‘But I, brothers, could not address you as spiritual people, but as people of the flesh, as infants in Christ.’
1 Corinthians 3:1
“I’m spiritual, but not religious.”
How many times have you heard this? Or thought it? Or said it?
It’s a phrase that captures an ethos of our age. It describes the dissatisfaction with an exclusively rationalistic and materialistic worldview—where we’re merely lumps of matter, pointlessly competing and procreating until we inevitably die. It recognises a deeper sense of self, what Ecclesiastes describes as ‘eternity…[in the]… heart,’1 and Freud called a sense of something ‘oceanic’.2 It is the experiential recognition that I am greater than the sum of my atoms.
And yet it is also a rebellion against being religious. Most people’s aversion to ‘religion’ is less to do with a philosophical or even scientific objection to God, but more to do with our discomfort with being under authority. A God who requires my allegiance sounds dangerous, controlling, and patriarchal. A God who calls me to worship Him sounds very like the messed up, narcissism of the myriad broken leaders of our world. A God who invites my obedience sounds like He will limit my choices and interfere with my autonomy. We fear such a God will make our lives smaller.
Paul has a line for us today.
The mature, he describes, are of the Spirit.
In other words, the mature are spiritual.
This makes sense to us. We’re happy with this idea. Maturity, in our cultural way of thinking, does include a holistic sense of self.

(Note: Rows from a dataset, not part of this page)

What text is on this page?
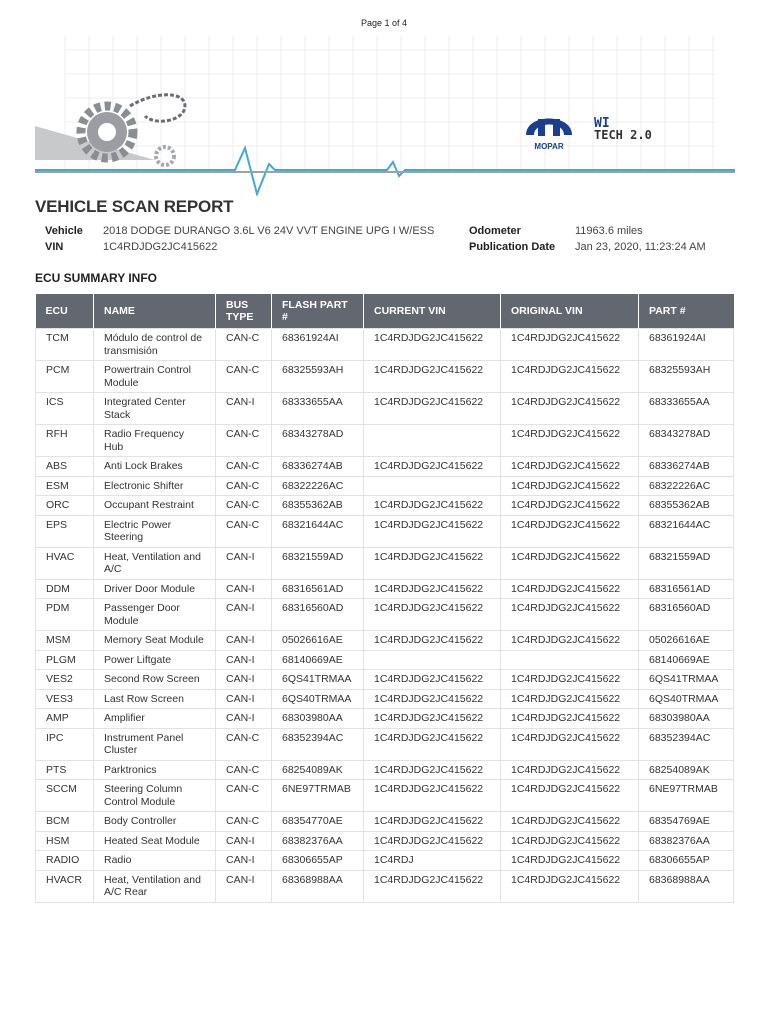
Page 1 of 4
MOPAR
WI
TECH 2.0
VEHICLE SCAN REPORT
Vehicle	2018 DODGE DURANGO 3.6L V6 24V VVT ENGINE UPG I W/ESS	Odometer	11963.6 miles
VIN	1C4RDJDG2JC415622	Publication Date	Jan 23, 2020, 11:23:24 AM
ECU SUMMARY INFO
ECU	NAME	BUS TYPE	FLASH PART #	CURRENT VIN	ORIGINAL VIN	PART #
TCM	Módulo de control de transmisión	CAN-C	68361924AI	1C4RDJDG2JC415622	1C4RDJDG2JC415622	68361924AI
PCM	Powertrain Control Module	CAN-C	68325593AH	1C4RDJDG2JC415622	1C4RDJDG2JC415622	68325593AH
ICS	Integrated Center Stack	CAN-I	68333655AA	1C4RDJDG2JC415622	1C4RDJDG2JC415622	68333655AA
RFH	Radio Frequency Hub	CAN-C	68343278AD		1C4RDJDG2JC415622	68343278AD
ABS	Anti Lock Brakes	CAN-C	68336274AB	1C4RDJDG2JC415622	1C4RDJDG2JC415622	68336274AB
ESM	Electronic Shifter	CAN-C	68322226AC		1C4RDJDG2JC415622	68322226AC
ORC	Occupant Restraint	CAN-C	68355362AB	1C4RDJDG2JC415622	1C4RDJDG2JC415622	68355362AB
EPS	Electric Power Steering	CAN-C	68321644AC	1C4RDJDG2JC415622	1C4RDJDG2JC415622	68321644AC
HVAC	Heat, Ventilation and A/C	CAN-I	68321559AD	1C4RDJDG2JC415622	1C4RDJDG2JC415622	68321559AD
DDM	Driver Door Module	CAN-I	68316561AD	1C4RDJDG2JC415622	1C4RDJDG2JC415622	68316561AD
PDM	Passenger Door Module	CAN-I	68316560AD	1C4RDJDG2JC415622	1C4RDJDG2JC415622	68316560AD
MSM	Memory Seat Module	CAN-I	05026616AE	1C4RDJDG2JC415622	1C4RDJDG2JC415622	05026616AE
PLGM	Power Liftgate	CAN-I	68140669AE			68140669AE
VES2	Second Row Screen	CAN-I	6QS41TRMAA	1C4RDJDG2JC415622	1C4RDJDG2JC415622	6QS41TRMAA
VES3	Last Row Screen	CAN-I	6QS40TRMAA	1C4RDJDG2JC415622	1C4RDJDG2JC415622	6QS40TRMAA
AMP	Amplifier	CAN-I	68303980AA	1C4RDJDG2JC415622	1C4RDJDG2JC415622	68303980AA
IPC	Instrument Panel Cluster	CAN-C	68352394AC	1C4RDJDG2JC415622	1C4RDJDG2JC415622	68352394AC
PTS	Parktronics	CAN-C	68254089AK	1C4RDJDG2JC415622	1C4RDJDG2JC415622	68254089AK
SCCM	Steering Column Control Module	CAN-C	6NE97TRMAB	1C4RDJDG2JC415622	1C4RDJDG2JC415622	6NE97TRMAB
BCM	Body Controller	CAN-C	68354770AE	1C4RDJDG2JC415622	1C4RDJDG2JC415622	68354769AE
HSM	Heated Seat Module	CAN-I	68382376AA	1C4RDJDG2JC415622	1C4RDJDG2JC415622	68382376AA
RADIO	Radio	CAN-I	68306655AP	1C4RDJ	1C4RDJDG2JC415622	68306655AP
HVACR	Heat, Ventilation and A/C Rear	CAN-I	68368988AA	1C4RDJDG2JC415622	1C4RDJDG2JC415622	68368988AA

And yet, when we press a little deeper into the terminology of Paul, we find his take on what it means to be spiritual is more expansive than we’ve found elsewhere.
A little bit of translation work helps us. The Greek word he uses is pneumatikos. It’s a noun (pneuma — meaning ‘spirit’), turned into an adjective by adding -ikos.
Stay with me here.
Theologian Tom Wright points out that ‘Greek adjectives ending in –ikos, do not describe the material out of which things are made, but the power or energy which animates them.’3
To be spiritual, therefore, is to be animated by the Spirit. It is to live from the Spirit as your source, with Him breathing life into your every way of being and thinking and doing.
This is vastly wider than the idea of what it is to be ‘spiritual’ in our age. This is not the spirituality of a bit of yoga or mindfulness on the side; it is not the spirituality of pluralism, which reduces the spiritual down to a meaninglessly vague ‘whatever works for me.’ And it is not the spirituality that I make up and manifest into my day to day patterns of thinking.
This being spiritual, rather, is to invite the living, renewing, vibrant, breathing, wild and beautiful, vivacity and tenacity of the breath and fire and water of God, into our every moment and every way of thinking. Rather than grasping for control of our lives, it is a releasing of it, moving from a way of spirituality that centres on me, and instead allowing the Spirit of God Himself to breathe His life, through me, into the regeneration of life all around us.4
Our lived example? Jesus. The most spiritual but not religious person in history, in the truest meaning of that phrase. Religion crucified Him. And yet, His every moment and word and act was the overflowing abundance of a life animated by the Spirit of God. Ultimate freedom came for Him in total surrender.
Living this is both easier and harder than you think.
Easier, because He awaits your every yes and your every invitation. He is utterly willing.
And harder, because the invitation is to abandon your pretence at control, letting go of your fearful grasping, and handing over your every day to His lead, His work, and His renewing life.
Breathe out. Let go. And then give Him your Yes.
It is the first step on the pathway to maturity.
Reflect:
Think of a challenge you are facing at this moment.
What would it look like for you to be animated/sourced by the Spirit of God in this instance?
Let go. And offer Him your Yes.
Pray:
Holy Spirit,
I often feel like I’m lacking:
Not enough time;
Not enough energy;
Not enough ability;
Not enough strength.
I wonder if I’m trying to live animated from the wrong source.
Today, I choose to hand you control,
Inasmuch as I am able to do so.
And I ask you this:
Animate me;
Ignite me;
Resource me;
Inspire me;
Pour into my heart your very fullness,
That in my letting go
My life may move in flow with Your will
And Your ways,
Towards the maturity of Jesus my Lord.
In His Name,
Amen
Old Testament:
For those also reading the Old Testament this year, your additional readings are here:
Numbers 32-33 | Psalm 35:1-10
Ecclesiastes 3:11
Freud discusses this in Civilization and Its Discontents
Tom Wright: Surprised By Hope, p.168, emphases adapted
Buddhism gives half the picture, because a focus of Buddhism is a letting go of attachments. Christian spirituality, however, is not just letting go; it is also being filled—with the very life and power and person of God.